A bipartisan majority of Congress went on record in voting to rebuke this ill-conceived idea. Now that members of Congress can see the potential impact this proposal could have on projects in their home states, I hope they will take that into consideration before the vote to override the President’s veto.”
Several high-profile Democrats have joined Reed in condemning the Pentagon's proposal.
Senator Tim Kaine (VA) said the sheer length of the list is evidence that constructing the wall is not "feasible."
Senate Minority Leader Chuck Schumer (NY) said the Pentagon's list "is one reason a bipartisan majority voted to terminate his 'emergency.'"
Senator Cory Booker (NJ), one of the president's more vocal critics, said the United States "should not put our national security at risk for a wall we don't need."
Senator Dick Durbin (IL) was also firm in his disavowal of the list, writing in a series of tweets that Republicans must "put the military ahead of party politics."
The cuts to military construction projects aren't the only way the president would like to fund the proposed wall.
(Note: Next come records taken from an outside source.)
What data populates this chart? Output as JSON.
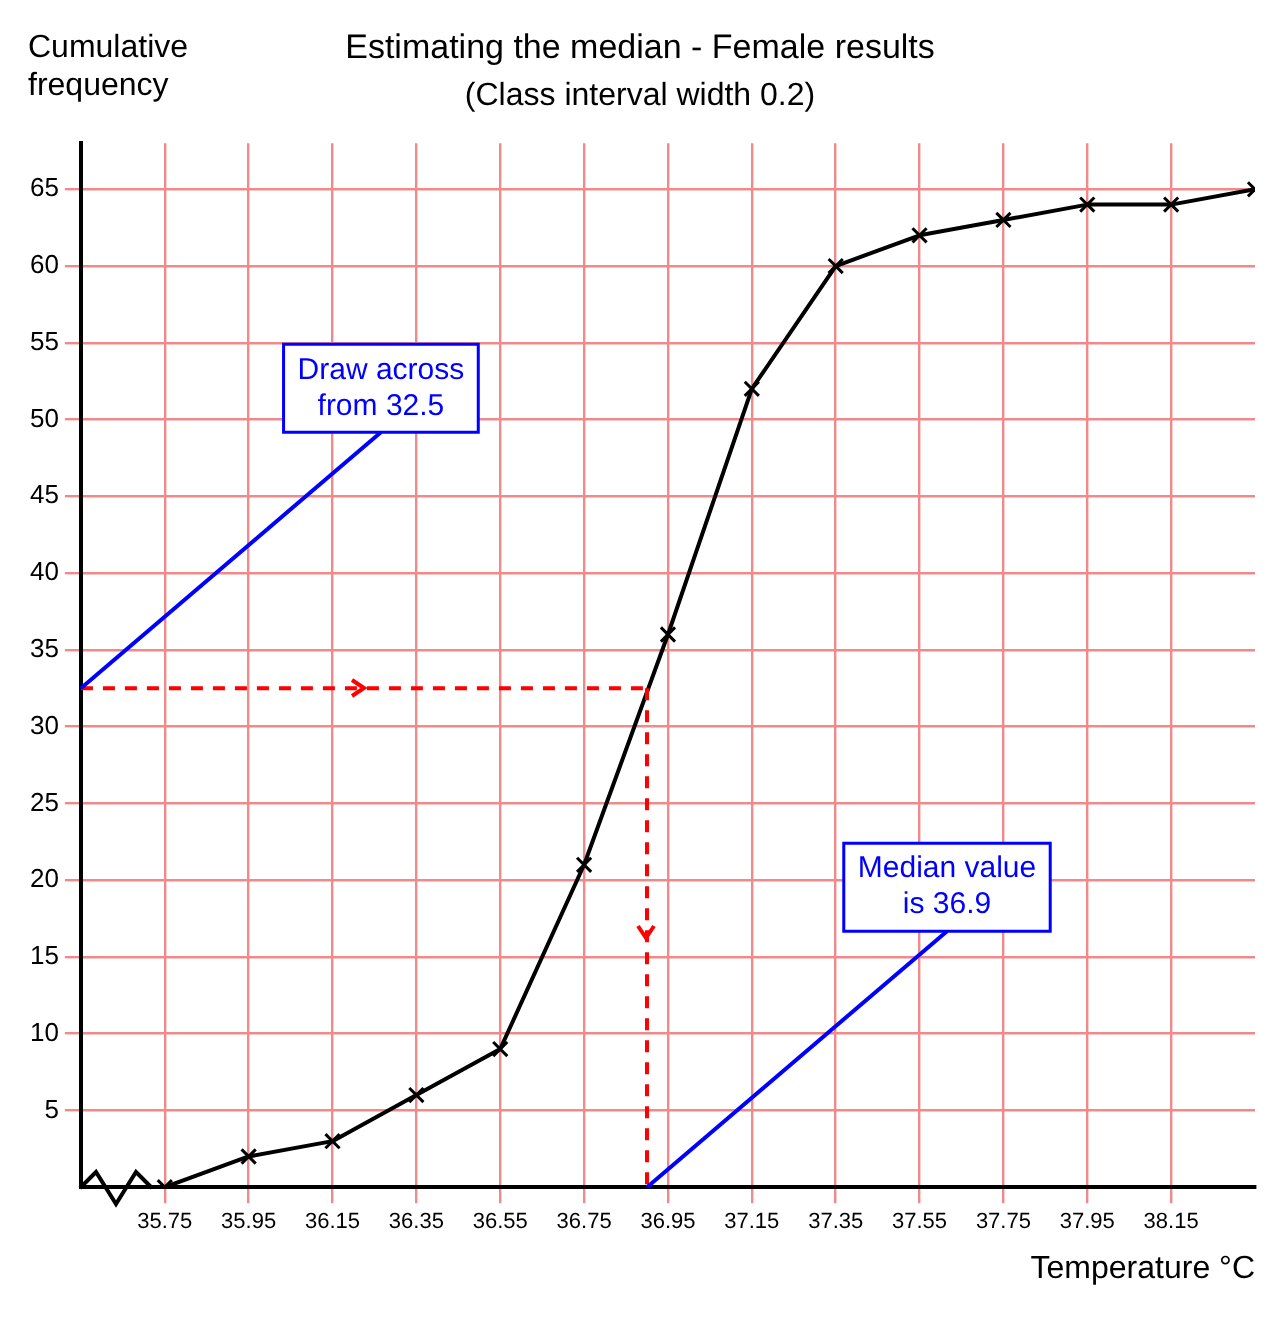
{
  "chart_data": {
    "type": "line",
    "title": "Estimating the median - Female results",
    "subtitle": "(Class interval width 0.2)",
    "xlabel": "Temperature °C",
    "ylabel": "Cumulative frequency",
    "x": [
      35.75,
      35.95,
      36.15,
      36.35,
      36.55,
      36.75,
      36.95,
      37.15,
      37.35,
      37.55,
      37.75,
      37.95,
      38.15,
      38.35
    ],
    "series": [
      {
        "color": "#000000",
        "values": [
          0,
          2,
          3,
          6,
          9,
          21,
          36,
          52,
          60,
          62,
          63,
          64,
          64,
          65
        ]
      }
    ],
    "xlim": [
      35.55,
      38.35
    ],
    "xticks": [
      35.75,
      35.95,
      36.15,
      36.35,
      36.55,
      36.75,
      36.95,
      37.15,
      37.35,
      37.55,
      37.75,
      37.95,
      38.15
    ],
    "ylim": [
      0,
      68
    ],
    "yticks": [
      5,
      10,
      15,
      20,
      25,
      30,
      35,
      40,
      45,
      50,
      55,
      60,
      65
    ],
    "grid": true,
    "legend": false,
    "marker": "cross",
    "line_style": "solid",
    "ref_lines": [
      {
        "axis": "y",
        "value": 32.5,
        "color": "#ff0000",
        "line_style": "dashed"
      },
      {
        "axis": "x",
        "value": 36.9,
        "color": "#ff0000",
        "line_style": "dashed"
      }
    ],
    "annotations": [
      {
        "text": "Draw across from 32.5",
        "x": 35.55,
        "y": 32.5
      },
      {
        "text": "Median value is 36.9",
        "x": 36.9,
        "y": 0
      }
    ]
  }
}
Acting budget chief Russell Vought announced that Trump's proposed 2020 budget asks Congress for an additional $8.6 billion, which would be enough to “finish” the project. That figure is $7 billion more than the Trump administration asked for the border wall in any previous budget requests.
Last week, the White House slammed Democrats in a social media post, using a quote from politician Betsy McCaughey, who served as an economic adviser on Trump's 2016 presidential campaign, to make the case against "weak borders."
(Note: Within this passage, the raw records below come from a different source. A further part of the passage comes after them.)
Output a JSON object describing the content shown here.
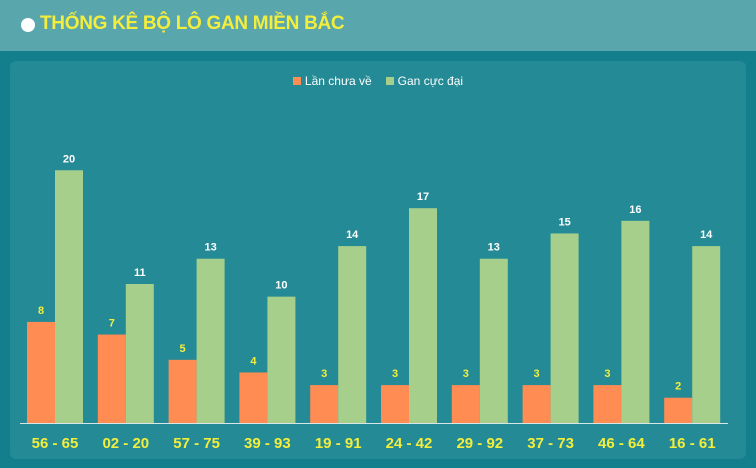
{
  "header": {
    "title": "THỐNG KÊ BỘ LÔ GAN MIỀN BẮC",
    "bullet_icon": "circle-bullet"
  },
  "colors": {
    "series_a": "#ff8c52",
    "series_b": "#a6cf8c",
    "label_a": "#f3ee3c",
    "label_b": "#ffffff",
    "tick": "#f3ee3c"
  },
  "chart_data": {
    "type": "bar",
    "title": "",
    "xlabel": "",
    "ylabel": "",
    "ylim": [
      0,
      22
    ],
    "grid": false,
    "legend_position": "top-center",
    "categories": [
      "56 - 65",
      "02 - 20",
      "57 - 75",
      "39 - 93",
      "19 - 91",
      "24 - 42",
      "29 - 92",
      "37 - 73",
      "46 - 64",
      "16 - 61"
    ],
    "series": [
      {
        "name": "Lần chưa về",
        "values": [
          8,
          7,
          5,
          4,
          3,
          3,
          3,
          3,
          3,
          2
        ]
      },
      {
        "name": "Gan cực đại",
        "values": [
          20,
          11,
          13,
          10,
          14,
          17,
          13,
          15,
          16,
          14
        ]
      }
    ]
  }
}
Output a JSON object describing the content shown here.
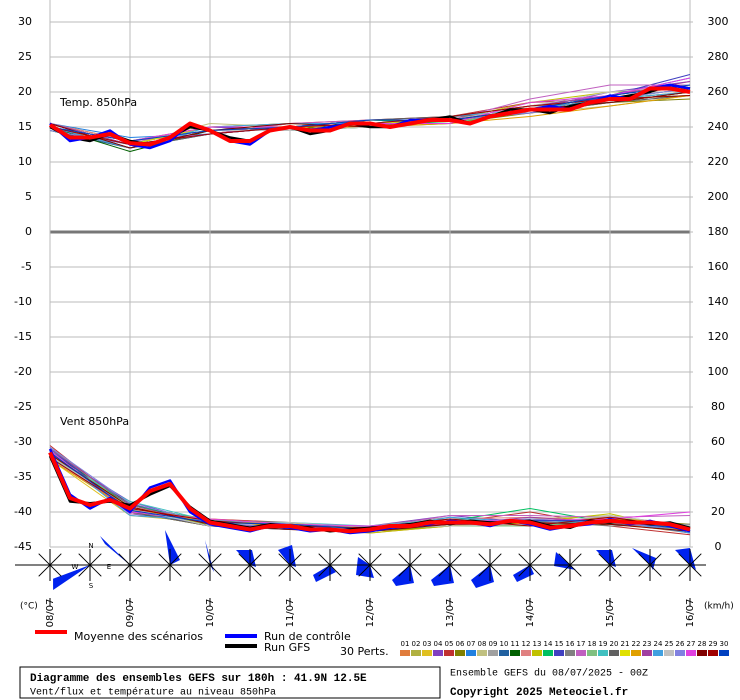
{
  "chart_data": {
    "type": "line",
    "annotations": {
      "temp": "Temp. 850hPa",
      "wind": "Vent 850hPa",
      "y_unit": "(°C)",
      "y2_unit": "(km/h)",
      "compass": [
        "N",
        "W",
        "E",
        "S"
      ]
    },
    "xlim": [
      0,
      192
    ],
    "xticks": [
      {
        "value": 0,
        "label": "08/07"
      },
      {
        "value": 24,
        "label": "09/07"
      },
      {
        "value": 48,
        "label": "10/07"
      },
      {
        "value": 72,
        "label": "11/07"
      },
      {
        "value": 96,
        "label": "12/07"
      },
      {
        "value": 120,
        "label": "13/07"
      },
      {
        "value": 144,
        "label": "14/07"
      },
      {
        "value": 168,
        "label": "15/07"
      },
      {
        "value": 192,
        "label": "16/07"
      }
    ],
    "ylim": [
      -45,
      30
    ],
    "yticks": [
      -45,
      -40,
      -35,
      -30,
      -25,
      -20,
      -15,
      -10,
      -5,
      0,
      5,
      10,
      15,
      20,
      25,
      30
    ],
    "y2lim": [
      0,
      300
    ],
    "y2ticks": [
      0,
      20,
      40,
      60,
      80,
      100,
      120,
      140,
      160,
      180,
      200,
      220,
      240,
      260,
      280,
      300
    ],
    "grid": true,
    "x": [
      0,
      6,
      12,
      18,
      24,
      30,
      36,
      42,
      48,
      54,
      60,
      66,
      72,
      78,
      84,
      90,
      96,
      102,
      108,
      114,
      120,
      126,
      132,
      138,
      144,
      150,
      156,
      162,
      168,
      174,
      180,
      186,
      192
    ],
    "series": [
      {
        "name": "Moyenne des scénarios",
        "color": "#ff0000",
        "temp": [
          15.3,
          13.5,
          13.5,
          14,
          12.7,
          12.5,
          13.5,
          15.5,
          14.5,
          13,
          13,
          14.5,
          15,
          14.5,
          14.5,
          15.5,
          15.5,
          15,
          15.5,
          16,
          16,
          15.5,
          16.5,
          17,
          17.5,
          17.5,
          17.5,
          18.5,
          19,
          19,
          20.5,
          20.5,
          20
        ],
        "wind": [
          54,
          28,
          24,
          27,
          22,
          32,
          36,
          22,
          14,
          12,
          10,
          12,
          12,
          10,
          10,
          9,
          10,
          12,
          12,
          14,
          14,
          14,
          13,
          15,
          14,
          11,
          12,
          14,
          15,
          14,
          14,
          13,
          10
        ]
      },
      {
        "name": "Run de contrôle",
        "color": "#0000ff",
        "temp": [
          15.5,
          13,
          13.5,
          14.5,
          12.5,
          12,
          13,
          15.5,
          14.5,
          13,
          12.5,
          14.5,
          15,
          14.5,
          15,
          15.5,
          15.5,
          15,
          16,
          16,
          16,
          15.5,
          16.5,
          17,
          17.5,
          18,
          17.5,
          18.5,
          19.5,
          19,
          20.5,
          21,
          20.5
        ],
        "wind": [
          56,
          30,
          22,
          28,
          20,
          34,
          38,
          20,
          13,
          11,
          9,
          12,
          11,
          9,
          10,
          8,
          9,
          11,
          12,
          13,
          15,
          14,
          12,
          15,
          13,
          10,
          12,
          13,
          16,
          13,
          15,
          12,
          9
        ]
      },
      {
        "name": "Run GFS",
        "color": "#000000",
        "temp": [
          15,
          13.5,
          13,
          14,
          13,
          12.5,
          13.5,
          15,
          14.5,
          13.5,
          13,
          14.5,
          15,
          14,
          14.5,
          15.5,
          15,
          15,
          15.5,
          16,
          16.5,
          15.5,
          16.5,
          17.5,
          17.5,
          17,
          18,
          18.5,
          19,
          19.5,
          20,
          21,
          20.5
        ],
        "wind": [
          52,
          26,
          25,
          26,
          24,
          30,
          35,
          23,
          15,
          13,
          11,
          13,
          12,
          11,
          9,
          10,
          11,
          12,
          13,
          15,
          13,
          15,
          14,
          14,
          15,
          12,
          11,
          15,
          14,
          15,
          13,
          14,
          11
        ]
      }
    ],
    "perturbations": {
      "label": "30 Perts.",
      "x": [
        0,
        24,
        48,
        72,
        96,
        120,
        144,
        168,
        192
      ],
      "series": [
        {
          "name": "01",
          "color": "#e07c3c",
          "temp": [
            15,
            12.5,
            14,
            15.5,
            15.5,
            16,
            18,
            19.5,
            21
          ],
          "wind": [
            52,
            20,
            12,
            10,
            8,
            12,
            16,
            14,
            8
          ]
        },
        {
          "name": "02",
          "color": "#b0b040",
          "temp": [
            15.5,
            13,
            15,
            14.5,
            15,
            16.5,
            17,
            18.5,
            20
          ],
          "wind": [
            56,
            24,
            15,
            13,
            11,
            16,
            12,
            18,
            12
          ]
        },
        {
          "name": "03",
          "color": "#e0c020",
          "temp": [
            14.5,
            12,
            14.5,
            15,
            16,
            15.5,
            18,
            19,
            19.5
          ],
          "wind": [
            50,
            18,
            14,
            11,
            9,
            13,
            15,
            13,
            9
          ]
        },
        {
          "name": "04",
          "color": "#8040c0",
          "temp": [
            15,
            13,
            14,
            15,
            15.5,
            16,
            17.5,
            20,
            21.5
          ],
          "wind": [
            54,
            26,
            13,
            12,
            12,
            18,
            14,
            17,
            11
          ]
        },
        {
          "name": "05",
          "color": "#c03030",
          "temp": [
            15.5,
            12.5,
            15,
            15.5,
            16,
            16.5,
            18.5,
            19,
            20.5
          ],
          "wind": [
            58,
            22,
            16,
            14,
            10,
            14,
            20,
            12,
            7
          ]
        },
        {
          "name": "06",
          "color": "#808000",
          "temp": [
            15,
            12,
            14.5,
            14.5,
            15,
            15.5,
            17,
            18.5,
            19
          ],
          "wind": [
            52,
            20,
            12,
            11,
            9,
            12,
            13,
            16,
            13
          ]
        },
        {
          "name": "07",
          "color": "#2080e0",
          "temp": [
            15.5,
            13.5,
            14,
            15,
            15.5,
            16,
            17.5,
            19.5,
            22
          ],
          "wind": [
            55,
            24,
            14,
            13,
            11,
            15,
            14,
            15,
            9
          ]
        },
        {
          "name": "08",
          "color": "#c0c080",
          "temp": [
            15,
            12.5,
            15.5,
            15,
            16,
            16,
            17,
            18,
            19.5
          ],
          "wind": [
            53,
            21,
            15,
            12,
            10,
            13,
            16,
            18,
            10
          ]
        },
        {
          "name": "09",
          "color": "#a0a0a0",
          "temp": [
            15,
            13,
            14.5,
            15.5,
            15,
            16.5,
            18,
            19,
            20
          ],
          "wind": [
            51,
            23,
            13,
            10,
            12,
            17,
            12,
            14,
            11
          ]
        },
        {
          "name": "10",
          "color": "#2060a0",
          "temp": [
            14.5,
            12,
            14,
            15,
            15.5,
            15.5,
            17.5,
            19.5,
            21
          ],
          "wind": [
            57,
            19,
            14,
            13,
            9,
            14,
            15,
            16,
            8
          ]
        },
        {
          "name": "11",
          "color": "#006000",
          "temp": [
            15,
            11.5,
            14.5,
            14.5,
            16,
            16,
            18,
            18.5,
            20
          ],
          "wind": [
            54,
            25,
            12,
            12,
            10,
            13,
            13,
            13,
            12
          ]
        },
        {
          "name": "12",
          "color": "#e08080",
          "temp": [
            15.5,
            13,
            15,
            15,
            15.5,
            16.5,
            17,
            19,
            21
          ],
          "wind": [
            50,
            22,
            16,
            11,
            11,
            16,
            17,
            15,
            10
          ]
        },
        {
          "name": "13",
          "color": "#c0c000",
          "temp": [
            15,
            12.5,
            14,
            15.5,
            15,
            16,
            18.5,
            20,
            20.5
          ],
          "wind": [
            55,
            20,
            13,
            14,
            8,
            12,
            14,
            19,
            9
          ]
        },
        {
          "name": "14",
          "color": "#00c060",
          "temp": [
            15,
            13,
            14.5,
            15,
            16,
            15.5,
            17.5,
            19,
            19.5
          ],
          "wind": [
            53,
            24,
            15,
            12,
            10,
            15,
            22,
            14,
            11
          ]
        },
        {
          "name": "15",
          "color": "#4040c0",
          "temp": [
            15.5,
            12.5,
            15,
            14.5,
            15.5,
            16,
            17,
            19.5,
            22.5
          ],
          "wind": [
            56,
            21,
            12,
            10,
            12,
            13,
            13,
            16,
            8
          ]
        },
        {
          "name": "16",
          "color": "#808080",
          "temp": [
            15,
            12,
            14.5,
            15,
            15,
            16.5,
            18,
            18.5,
            20
          ],
          "wind": [
            52,
            23,
            14,
            13,
            9,
            14,
            15,
            12,
            13
          ]
        },
        {
          "name": "17",
          "color": "#c060c0",
          "temp": [
            15,
            13,
            14,
            15.5,
            16,
            16,
            19,
            21,
            21
          ],
          "wind": [
            54,
            19,
            16,
            11,
            11,
            18,
            18,
            17,
            18
          ]
        },
        {
          "name": "18",
          "color": "#80c080",
          "temp": [
            14.5,
            12.5,
            15,
            15,
            15.5,
            15.5,
            17.5,
            19,
            20.5
          ],
          "wind": [
            57,
            22,
            13,
            12,
            10,
            12,
            12,
            15,
            9
          ]
        },
        {
          "name": "19",
          "color": "#40c0c0",
          "temp": [
            15,
            13,
            14.5,
            14.5,
            15,
            16,
            18,
            19.5,
            21
          ],
          "wind": [
            51,
            26,
            15,
            14,
            12,
            16,
            14,
            14,
            10
          ]
        },
        {
          "name": "20",
          "color": "#606060",
          "temp": [
            15.5,
            12,
            14,
            15,
            16,
            16.5,
            17,
            18.5,
            19.5
          ],
          "wind": [
            55,
            20,
            12,
            10,
            9,
            13,
            16,
            13,
            12
          ]
        },
        {
          "name": "21",
          "color": "#e0e000",
          "temp": [
            15,
            12.5,
            15,
            15.5,
            15.5,
            16,
            17.5,
            19,
            20
          ],
          "wind": [
            53,
            23,
            14,
            12,
            11,
            14,
            13,
            17,
            11
          ]
        },
        {
          "name": "22",
          "color": "#e0a000",
          "temp": [
            15,
            13,
            14.5,
            15,
            15,
            15.5,
            16.5,
            18,
            19.5
          ],
          "wind": [
            50,
            21,
            16,
            13,
            10,
            15,
            15,
            16,
            9
          ]
        },
        {
          "name": "23",
          "color": "#a040a0",
          "temp": [
            15.5,
            12.5,
            14,
            15,
            16,
            16,
            18,
            19.5,
            21.5
          ],
          "wind": [
            56,
            24,
            13,
            11,
            12,
            13,
            17,
            14,
            10
          ]
        },
        {
          "name": "24",
          "color": "#40a0e0",
          "temp": [
            15,
            12,
            15,
            15.5,
            15.5,
            16.5,
            17.5,
            19,
            20
          ],
          "wind": [
            54,
            18,
            15,
            12,
            9,
            17,
            14,
            15,
            8
          ]
        },
        {
          "name": "25",
          "color": "#c0c0c0",
          "temp": [
            15,
            13,
            14.5,
            14.5,
            15,
            16,
            18,
            20,
            21
          ],
          "wind": [
            52,
            22,
            12,
            14,
            11,
            12,
            13,
            18,
            12
          ]
        },
        {
          "name": "26",
          "color": "#8080e0",
          "temp": [
            14.5,
            12.5,
            14,
            15,
            16,
            16,
            17,
            19,
            20.5
          ],
          "wind": [
            57,
            25,
            14,
            11,
            10,
            14,
            16,
            14,
            10
          ]
        },
        {
          "name": "27",
          "color": "#e040e0",
          "temp": [
            15,
            13,
            15,
            15,
            15.5,
            15.5,
            18.5,
            19.5,
            22
          ],
          "wind": [
            55,
            20,
            16,
            13,
            12,
            15,
            15,
            16,
            20
          ]
        },
        {
          "name": "28",
          "color": "#800000",
          "temp": [
            15.5,
            12,
            14.5,
            15.5,
            15,
            16,
            17.5,
            18.5,
            20
          ],
          "wind": [
            53,
            23,
            13,
            10,
            9,
            13,
            14,
            13,
            9
          ]
        },
        {
          "name": "29",
          "color": "#a00000",
          "temp": [
            15,
            12.5,
            14,
            15,
            15.5,
            16.5,
            18,
            19,
            19.5
          ],
          "wind": [
            51,
            22,
            15,
            12,
            11,
            16,
            12,
            17,
            11
          ]
        },
        {
          "name": "30",
          "color": "#0040c0",
          "temp": [
            15,
            13,
            14.5,
            15,
            16,
            16,
            17.5,
            19.5,
            21
          ],
          "wind": [
            54,
            21,
            14,
            13,
            10,
            14,
            15,
            15,
            10
          ]
        }
      ]
    },
    "footer": {
      "title": "Diagramme des ensembles GEFS sur 180h : 41.9N 12.5E",
      "subtitle": "Vent/flux et température au niveau 850hPa",
      "run": "Ensemble GEFS du 08/07/2025 - 00Z",
      "copyright": "Copyright 2025 Meteociel.fr"
    }
  }
}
President Trump declared a national emergency last month, a move which allows him to access billions of dollars to construct a wall at the U.S.-Mexico border after Congress denied his requests for funding.
The president has been accused of manufacturing a crisis. In fact, his own reasoning was used against him.
“I could do the wall over a longer period of time,” he told NBC’s Peter Alexander when asked about his prior statements on the merits of executive orders, which he had long accused former President Barack Obama of using to circumvent the decisions of Congress. “I didn’t need to do this, but I’d rather do it much faster.”
As he continued to speak during the news conference, the president outlined what would happen next:
“We will have a national emergency. And we will then be sued… And we will possibly get a bad ruling. And then we will get another bad ruling. And then we will end up in the Supreme Court.”
The declaration of a national emergency is the culmination of a long fight over funding for the president’s pet project that resulted in a shutdown that kicked off in December 2018 after he declined to sign a stopgap funding bill because he disagreed with the decision of Congress not to provide the funding he’d requested for his proposed border wall. As the shutdown wore on, he insisted that it was simply a ploy by Democrats to cost him re-election.
Multiple lawsuits have been filed in an effort to halt the president's national emergency declaration. Last week, Congress passed a bipartisan measure blocking the declaration, but Trump vetoed the measure on March 15. It was the first veto of his presidency.